The insured company alleged that, between 2012 through 2017, a bookkeeper stole about $500,000 by making unauthorized purchases with company credit cards, making unauthorized withdrawals from the company’s line of credit, and taking company inventory for personal use. The insured submitted a claim for its loss to its insurer under its “employee dishonesty” coverage. The insurer, relying on policy language stating that any loss “[i]nvolving a single act or series of acts” was one occurrence, deemed the bookkeeper’s course of dishonest acts to be one occurrence subject to the $15,000 policy limit applicable to losses arising from employee dishonesty. The insured sued, contending that, under the so-called “unfortunate event” test used to resolve whether a set of circumstances amounted to one or multiple occurrences, the bookkeeper’s separate and distinct acts of theft committed over a multi-year period constituted multiple occurrences. The court disagreed, granting the insurer’s motion for summary judgment. The court reasoned that the unfortunate event test applied only where the policy was silent on how to treat separate incidents to determine the number of occurrences, but that the policy in this case addressed that issue. According to the court, the policy clearly intended to aggregate into a single “occurrence” all losses resulting from the bookkeeper’s “series of [dishonest] acts” over a multi-year period, notwithstanding that they involved several different methods of theft. Finally, the court decided that the policies’ “anti-stacking” provisions barred the insured from allocating its total losses among the various policies that were in effect at the time of the losses, and capped the insured’s recovery at $15,000. [Dan Tait, Inc. v. Farm Family Casualty Ins. Co., 2018 N.Y. Slip Op. 28205 (Sup. Ct. Albany Co. July 2, 2018).]

Policy Did Not Cover Fire Damage To House Where Owner Did Not “Reside” There

After a fire at his house in Washingtonville, New York, the owner sought coverage for the damage from his insurer. The insurer denied the claim on the ground that the owner did not reside at the house, as required by the policy. The owner sued, contending that he was “at” the property “on a regular basis, including most weekends,” and that he “performed construction work” and “stored personal items, fixtures and furniture” there. The court ruled against the owner, reasoning that the standard for determining residency required “something more” than temporary or physical presence and “at least some degree of permanence and intention to remain.” The court noted that the owner vacated the house approximately eight years before the loss, leased it to tenants, began a cosmetic renovation project after the tenants’ departure, and began using the garage area for storage on an unspecified date. The court pointed out that the owner did not claim that he resided, lived, ate or slept at the house.   The court concluded that the owner’s “mere future intention” to reside at the house was “insufficient” to satisfy the policy’s resi-dence premises requirement. [Aschmoneit v. Adirondack Ins. Exch., 2018 N.Y. Slip Op. 31909(U) (Sup.Ct. N.Y. Co. Aug. 7, 2018).]

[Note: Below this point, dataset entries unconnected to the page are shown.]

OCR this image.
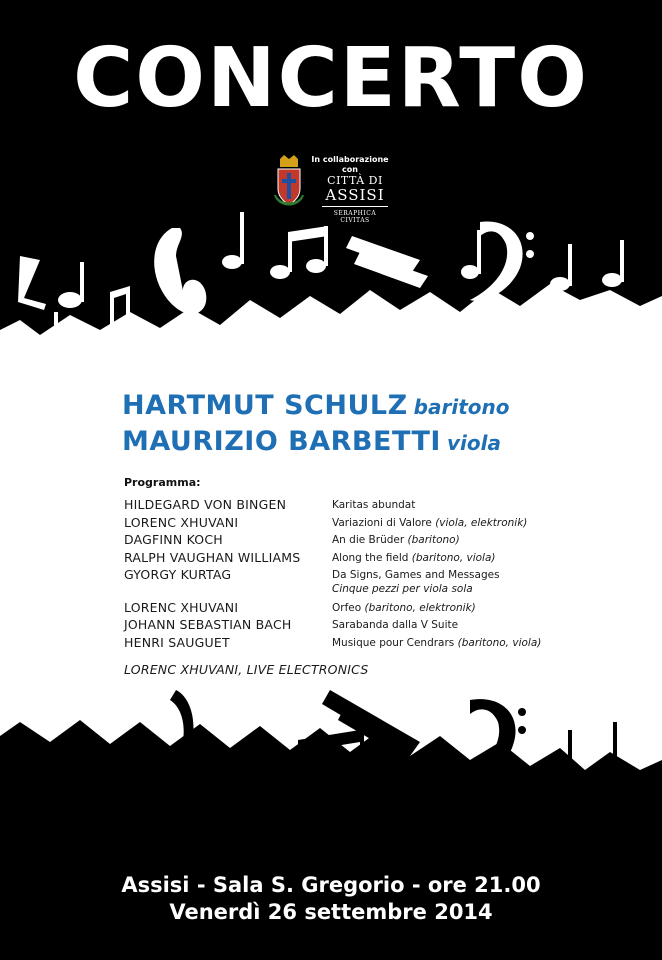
CONCERTO
In collaborazione
con
CITTÀ DI
ASSISI
SERAPHICA CIVITAS
HARTMUT SCHULZ baritono
MAURIZIO BARBETTI viola
Programma:
HILDEGARD VON BINGEN	Karitas abundat
LORENC XHUVANI	Variazioni di Valore (viola, elektronik)
DAGFINN KOCH	An die Brüder (baritono)
RALPH VAUGHAN WILLIAMS	Along the field (baritono, viola)
GYORGY KURTAG	Da Signs, Games and Messages
Cinque pezzi per viola sola
LORENC XHUVANI	Orfeo (baritono, elektronik)
JOHANN SEBASTIAN BACH	Sarabanda dalla V Suite
HENRI SAUGUET	Musique pour Cendrars (baritono, viola)
LORENC XHUVANI, LIVE ELECTRONICS
Assisi - Sala S. Gregorio - ore 21.00
Venerdì 26 settembre 2014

Third Department Finds Coverage For House Fire, Citing Exception To Business Pursuits Exclusion

Several residents were killed in a fire in a house used as a certified respite home for elderly and special needs adults, and the owners of the house were sued. Their homeowners insurer disclaimed coverage, relying on the policy’s business pursuits exclusion.  Default judgments were entered against the owner insureds, and the plaintiffs sued the insurer under Insurance Law §3420(a)(2). The New York Appellate Division, Third Department, found coverage based on an exception to the business pursuits exclusion for bodily injury resulting from “activities in conjunction with business pursuits which are ordinarily considered non-business in nature.” The court reasoned that the impetus for the fire was the act of the insureds’ son and other children playing with a gas grill lighter and accelerants. The court opined that the fire would have occurred regardless of the insureds’ operation of a respite home and, therefore, the decedents’ deaths were not caused solely by acts that fell within the business pursuits exclusion. [Waddy v. Genessee Patrons Coop. Ins. Co., 2018 N.Y. Slip Op. 05794 (3d Dep’t Aug. 16, 2018).]